= Dress for Success (organization) =

Women's career training organization

Dress for Success is a global nonprofit employment resource for unemployed and underemployed women. Its services include: career coaching and job-skill readiness, upskilling and reskilling, networking and community, and styling and professional attire. The organization was founded in 1997 by Nancy Lublin, and has since spread from Harlem, New York City, to almost 145 cities in the United States and twenty other countries. The organization reached about 45,000 clients each year in 2006, and, as of 2023, has helped over 1.3 million women. The parent organization's current CEO is Michele C. Meyer-Ship .

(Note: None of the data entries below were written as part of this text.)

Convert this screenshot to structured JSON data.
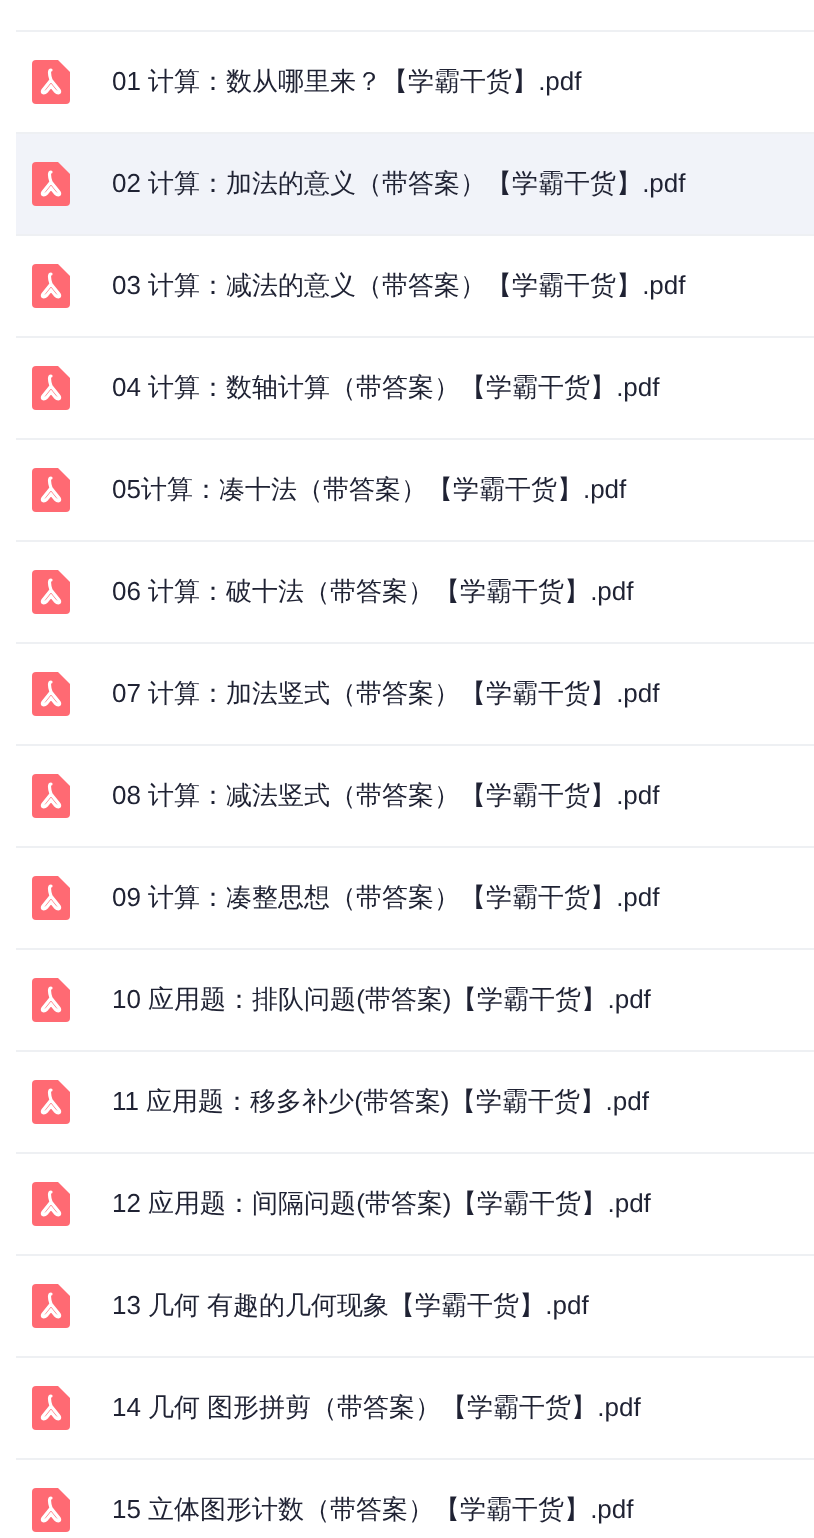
{
  "files": [
    {
      "name": "01 计算：数从哪里来？【学霸干货】.pdf",
      "selected": false
    },
    {
      "name": "02 计算：加法的意义（带答案）【学霸干货】.pdf",
      "selected": true
    },
    {
      "name": "03 计算：减法的意义（带答案）【学霸干货】.pdf",
      "selected": false
    },
    {
      "name": "04 计算：数轴计算（带答案）【学霸干货】.pdf",
      "selected": false
    },
    {
      "name": "05计算：凑十法（带答案）【学霸干货】.pdf",
      "selected": false
    },
    {
      "name": "06 计算：破十法（带答案）【学霸干货】.pdf",
      "selected": false
    },
    {
      "name": "07 计算：加法竖式（带答案）【学霸干货】.pdf",
      "selected": false
    },
    {
      "name": "08 计算：减法竖式（带答案）【学霸干货】.pdf",
      "selected": false
    },
    {
      "name": "09 计算：凑整思想（带答案）【学霸干货】.pdf",
      "selected": false
    },
    {
      "name": "10 应用题：排队问题(带答案)【学霸干货】.pdf",
      "selected": false
    },
    {
      "name": "11 应用题：移多补少(带答案)【学霸干货】.pdf",
      "selected": false
    },
    {
      "name": "12 应用题：间隔问题(带答案)【学霸干货】.pdf",
      "selected": false
    },
    {
      "name": "13 几何 有趣的几何现象【学霸干货】.pdf",
      "selected": false
    },
    {
      "name": "14 几何 图形拼剪（带答案）【学霸干货】.pdf",
      "selected": false
    },
    {
      "name": "15 立体图形计数（带答案）【学霸干货】.pdf",
      "selected": false
    }
  ]
}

The organization's approach is based on social research suggesting that suitable attire is important to "impression formation", which in turn impacts job prospects. However, its approach has also been criticized by researchers, who found that the "benevolence of affluent volunteers serves to reinforce class and race superiority while producing moments of genuine care and connection."

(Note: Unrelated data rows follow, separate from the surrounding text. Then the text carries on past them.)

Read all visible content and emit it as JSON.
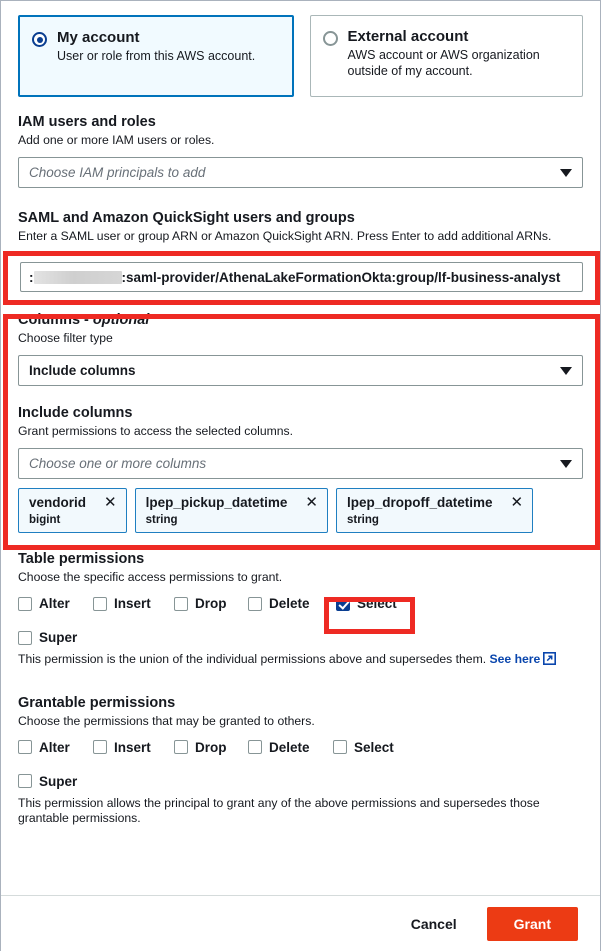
{
  "account_type": {
    "options": [
      {
        "title": "My account",
        "desc": "User or role from this AWS account.",
        "selected": true
      },
      {
        "title": "External account",
        "desc": "AWS account or AWS organization outside of my account.",
        "selected": false
      }
    ]
  },
  "iam": {
    "title": "IAM users and roles",
    "desc": "Add one or more IAM users or roles.",
    "placeholder": "Choose IAM principals to add"
  },
  "saml": {
    "title": "SAML and Amazon QuickSight users and groups",
    "desc": "Enter a SAML user or group ARN or Amazon QuickSight ARN. Press Enter to add additional ARNs.",
    "value_prefix": ":",
    "value_suffix": ":saml-provider/AthenaLakeFormationOkta:group/lf-business-analyst",
    "redacted": true
  },
  "columns": {
    "title": "Columns - ",
    "title_optional": "optional",
    "filter_label": "Choose filter type",
    "filter_value": "Include columns",
    "include_title": "Include columns",
    "include_desc": "Grant permissions to access the selected columns.",
    "include_placeholder": "Choose one or more columns",
    "chips": [
      {
        "name": "vendorid",
        "type": "bigint"
      },
      {
        "name": "lpep_pickup_datetime",
        "type": "string"
      },
      {
        "name": "lpep_dropoff_datetime",
        "type": "string"
      }
    ]
  },
  "table_permissions": {
    "title": "Table permissions",
    "desc": "Choose the specific access permissions to grant.",
    "items": [
      {
        "label": "Alter",
        "checked": false
      },
      {
        "label": "Insert",
        "checked": false
      },
      {
        "label": "Drop",
        "checked": false
      },
      {
        "label": "Delete",
        "checked": false
      },
      {
        "label": "Select",
        "checked": true
      }
    ],
    "super_label": "Super",
    "super_checked": false,
    "super_note": "This permission is the union of the individual permissions above and supersedes them.",
    "super_link": "See here"
  },
  "grantable_permissions": {
    "title": "Grantable permissions",
    "desc": "Choose the permissions that may be granted to others.",
    "items": [
      {
        "label": "Alter",
        "checked": false
      },
      {
        "label": "Insert",
        "checked": false
      },
      {
        "label": "Drop",
        "checked": false
      },
      {
        "label": "Delete",
        "checked": false
      },
      {
        "label": "Select",
        "checked": false
      }
    ],
    "super_label": "Super",
    "super_checked": false,
    "super_note": "This permission allows the principal to grant any of the above permissions and supersedes those grantable permissions."
  },
  "footer": {
    "cancel_label": "Cancel",
    "grant_label": "Grant"
  },
  "colors": {
    "highlight": "#ee2a23",
    "grant_button": "#ec3b14",
    "selected_card": "#f1faff",
    "accent_blue": "#0073bb",
    "checkbox_blue": "#0a3e91",
    "link_blue": "#0a46ad"
  }
}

Now a global organization, Dress for Success Worldwide supports its programs through a combination of grants, government funding, fundraising events and campaigns. In 2013, the parent organization received over $17 million in funding, more than 99% of which came from direct contributions by individuals, corporations, and non-governmental organizations. Dress for Success has received ongoing funding ($7 million USD) through a partnership with the Walmart Foundation, which funded a skills-development program (“Going Places Network by Walmart”).